Although the deposit contract has been written, tested, and formally verified, we are working to allow the BLS standardization to stablize prior to launch. One goal of eth2 is to be easily interoperable with other blockchains and systems in general, and to that end, we do not want our BLS signatures to go the way of keccak (whoops!).

The BLS Standard (BLS Signature, Hash to Curve) has reached a point of stability recently with a number of blockchain teams on board (Eth2, Chia, Filecoin, Algorand, etc). There is an IETF meeting in November at which we expect the draft to be even more cemented. That said, official standards can take quite a while so those involved plan to signal public support for the draft and have a “blockchain agreement” to use the standard as drafted regardless of its final form in IETF. That way, if it becomes the keccak of signatures, we won’t be there alone. 🙂

Fortunately, the deposit contract does not need to be put into production until we near Phase 0 launch, so this focus on standardization is not expected to have any effect on the Phase 0 launch date.

Eth2 Testnets

If you follow ethresearch, the specs repo, or any of the many workshops at Devcon, we have altered the sharding proposal in such a way to greatly improve developer and user experience — cross-shard communication between all shards at every slot. To facilitate this improved design, we have to modify the Phase 0 spec a bit. To do this with limited disruption to Phase 0 development and testnets, we’ve gone the simplifying route — the removal of crosslinks entirely from Phase 0 (they were stubbed anyway). This change is coded and under final review here and is expected to be released for development within the week.

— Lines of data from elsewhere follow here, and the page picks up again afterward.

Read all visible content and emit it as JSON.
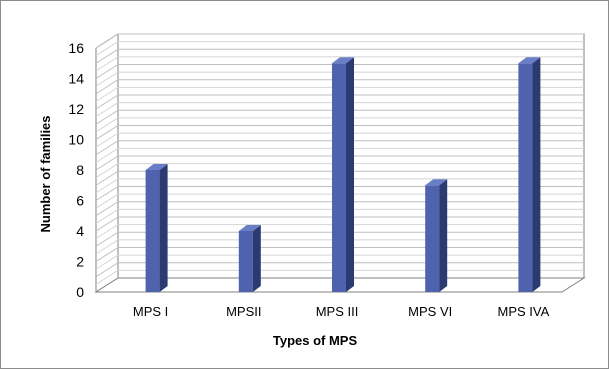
{
  "chart_data": {
    "type": "bar",
    "title": "",
    "xlabel": "Types of MPS",
    "ylabel": "Number of families",
    "categories": [
      "MPS I",
      "MPSII",
      "MPS III",
      "MPS VI",
      "MPS IVA"
    ],
    "values": [
      8,
      4,
      15,
      7,
      15
    ],
    "ylim": [
      0,
      16
    ],
    "yticks": [
      0,
      2,
      4,
      6,
      8,
      10,
      12,
      14,
      16
    ],
    "grid": true,
    "style_3d": true,
    "colors": {
      "bar_front": "#4f62ad",
      "bar_side": "#2c3a72",
      "bar_top": "#6a7ec8",
      "grid": "#bfbfbf",
      "axis": "#808080"
    }
  }
}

We expect multi-client public testnets to launch soon after this simplifying change is completed, for this update to aid Phase 0’s progress to mainnet, and ultimately to make Phases 1 and 2 easier to ship.

Eth2 testnets are coming! Individual clients are in the process of spinning on some nets for both private and public consumption. Many clients are just getting their eth1-to-eth2 machinery in place so these single-client testnets are useful in initially testing that component. On these nets there will be some limited cross-client testing, but will be largely stable due to having a majority single-client.

Once clients adequately test larger single-client nets and once they have time to incorporate the Phase 0 changes, we will be full speed ahead on public multi-client nets. We’re just as excited about this as you are and will be publishing more info on participation (staking your eth) in both testnets and mainnet shortly. Casper is indeed coming.